La fouille par les SS de la demeure familiale aux Essarts-le-Roi à l’été 1944 fut vécue par les enfants comme un grand traumatisme. L’Abwehr (les services secrets allemands) disposant de récepteurs radiogoniométriques embarqués qui détectent les liaisons radio, a particulièrement soupçonnée la maison. Les recherches étaient particulièrement actives à la suite d’attentats perpétrés par la Résistance française. Jacques dut son salut à son absence. Quelques jours plus tard ce sont les avant-postes des troupes américaines accompagnés de journalistes qui stationnent dans la ferme familiale. En 1946, Jacques Gotkovsky reçoit l’U.S. Medal of Freedom (médaille de la liberté) des États-Unis pour son activité et la médaille de la Résistance française au titre du Ministère de l’Intérieur.

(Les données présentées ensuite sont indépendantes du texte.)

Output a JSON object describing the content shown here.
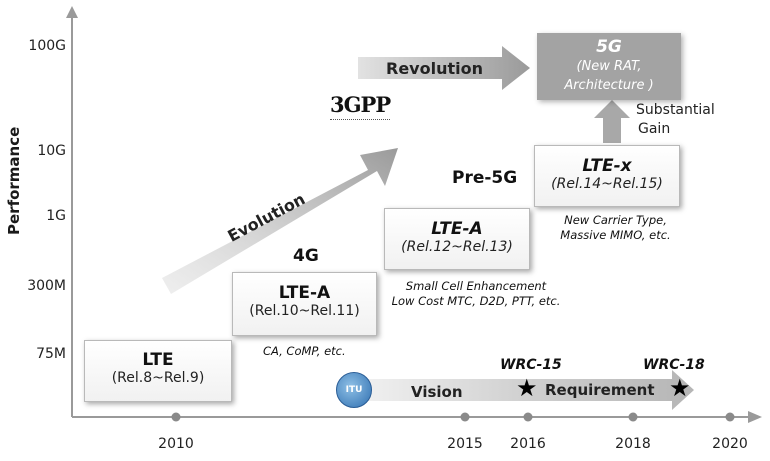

Dans la série des anecdotes liées à cette période, l’épisode Ernest Hemingway est resté célèbre dans la famille :

« Hemingway est passé par notre maison, et il voulait se précipiter à Paris, pour y être le premier Américain. Mon père lui a dit de ne pas en rêver, qu’il se ferait tuer, et il a enfermé Hemingway – ce qui l’a rendu furieux, mais lui a probablement sauvé la vie. Le lendemain, quand il n’y eut plus de danger, Hemingway parcourut les 45 kilomètres qui le séparaient de Paris ».

La première éducation musicale d’Ida fut donc celle reçue au domicile familial aux Essarts-le-Roi. Si tous les enfants furent « éduqués » à la musique, trois en firent profession ultérieurement : Ida (comme compositrice et pianiste), Nell (violoniste) et Ivar (pianiste).